Treasury yields finished higher on Monday, with the 30-year rate posting its biggest jump in an almost a week, as traders focused on the likelihood that the Federal Reserve will likely raise rates again in two days despite banking-industry concerns.
- The yield on the 2-year Treasury TMUBMUSD02Y, 3.990% advanced 7.6 basis points to 3.922% from 3.846% on Friday. Yields move in the opposite direction to prices.
- The yield on the 10-year Treasury TMUBMUSD10Y, 3.485% rose 8.2 basis points to 3.477% from 3.395% as of Friday.
- The yield on the 30-year Treasury TMUBMUSD30Y, 3.671% jumped 6 basis points to 3.660% from 3.6% Friday afternoon. That’s the largest one-day jump since last Tuesday.
What drove markets
Lingering concerns about the health of the global banking system saw investors pile into sovereign bonds early Monday. The sight of Credit Suisse’s AT1 bond holders having their billions in investment wiped out as part of the bank’s takeover by UBS added to the attraction of government paper.
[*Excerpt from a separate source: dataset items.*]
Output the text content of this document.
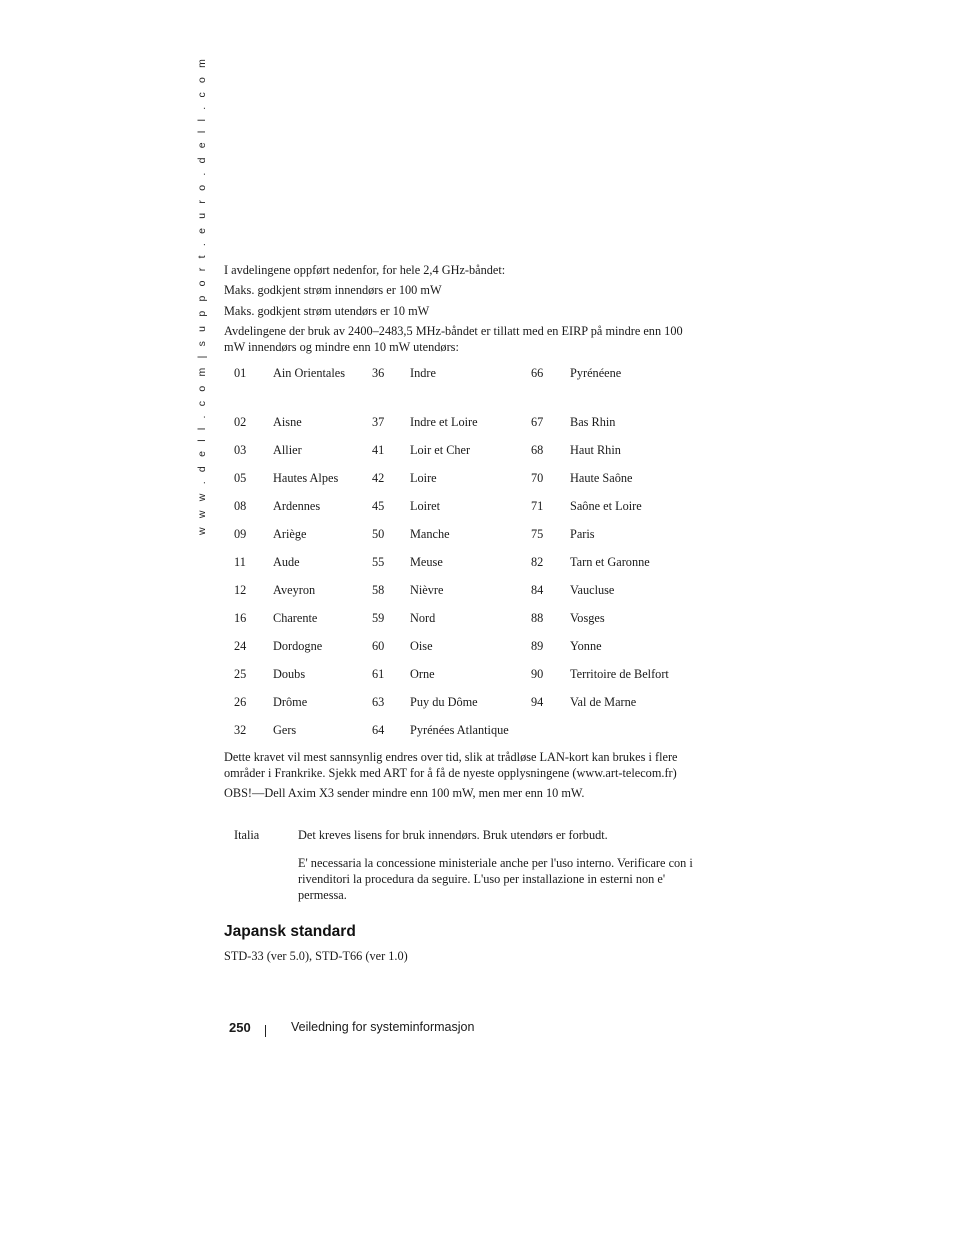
w w w . d e l l . c o m | s u p p o r t . e u r o . d e l l . c o m I avdelingene oppført nedenfor, for hele 2,4 GHz-båndet:

Maks. godkjent strøm innendørs er 100 mW

Maks. godkjent strøm utendørs er 10 mW

Avdelingene der bruk av 2400–2483,5 MHz-båndet er tillatt med en EIRP på mindre enn 100 mW innendørs og mindre enn 10 mW utendørs:

01 Ain Orientales	36 Indre	66 Pyrénéene
02 Aisne	37 Indre et Loire	67 Bas Rhin
03 Allier	41 Loir et Cher	68 Haut Rhin
05 Hautes Alpes	42 Loire	70 Haute Saône
08 Ardennes	45 Loiret	71 Saône et Loire
09 Ariège	50 Manche	75 Paris
11 Aude	55 Meuse	82 Tarn et Garonne
12 Aveyron	58 Nièvre	84 Vaucluse
16 Charente	59 Nord	88 Vosges
24 Dordogne	60 Oise	89 Yonne
25 Doubs	61 Orne	90 Territoire de Belfort
26 Drôme	63 Puy du Dôme	94 Val de Marne
32 Gers	64 Pyrénées Atlantique

Dette kravet vil mest sannsynlig endres over tid, slik at trådløse LAN-kort kan brukes i flere områder i Frankrike. Sjekk med ART for å få de nyeste opplysningene (www.art-telecom.fr)

OBS!—Dell Axim X3 sender mindre enn 100 mW, men mer enn 10 mW.

Italia	Det kreves lisens for bruk innendørs. Bruk utendørs er forbudt.
E' necessaria la concessione ministeriale anche per l'uso interno. Verificare con i rivenditori la procedura da seguire. L'uso per installazione in esterni non e' permessa.
Japansk standard

STD-33 (ver 5.0), STD-T66 (ver 1.0)

250	Veiledning for systeminformasjon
These bonds, also called contingent convertible bonds, or CoCos, have been a key funding source for European banks.
But during New York trading, the direction of Treasury yields reversed and shifted higher. That’s because traders focused on the likelihood that the Federal Reserve will hike rates on Wednesday and again in May. They priced in a 73.1% probability that the Fed will lift the fed-funds rate target by a quarter of a percentage point — to between 4.75% and 5% — in two days, according to the CME FedWatch tool. In addition, traders see a 42.2% chance of another quarter-point hike in May, up from 20.7% on Friday, according to fed-funds futures.
Sovereigns were bought across the board earlier on Monday. The German 10-year bund yield TMBMKDE-10Y, 2.119% was 2.119% after touching the lowest level this year, while its French peer TMBMKFR-10Y, 2.656% slipped 3.8 basis points to 2.656%.
What analysts are saying
“Three difficult issues confront policy makers and markets this month,” said Jim Vogel, executive vice president at FHN Financial in Memphis. One is that the actions taken to address individual bank problems have undermined the value of the securities and systems that support all banks, he wrote in a note. The second is that “in previous market distress, households moved their assets into banks because they were a safe haven [and banks] were the right kind of anchor, but not today. And third is that looser monetary policy “has been a valuable step in previous distress episodes … again, not available today.”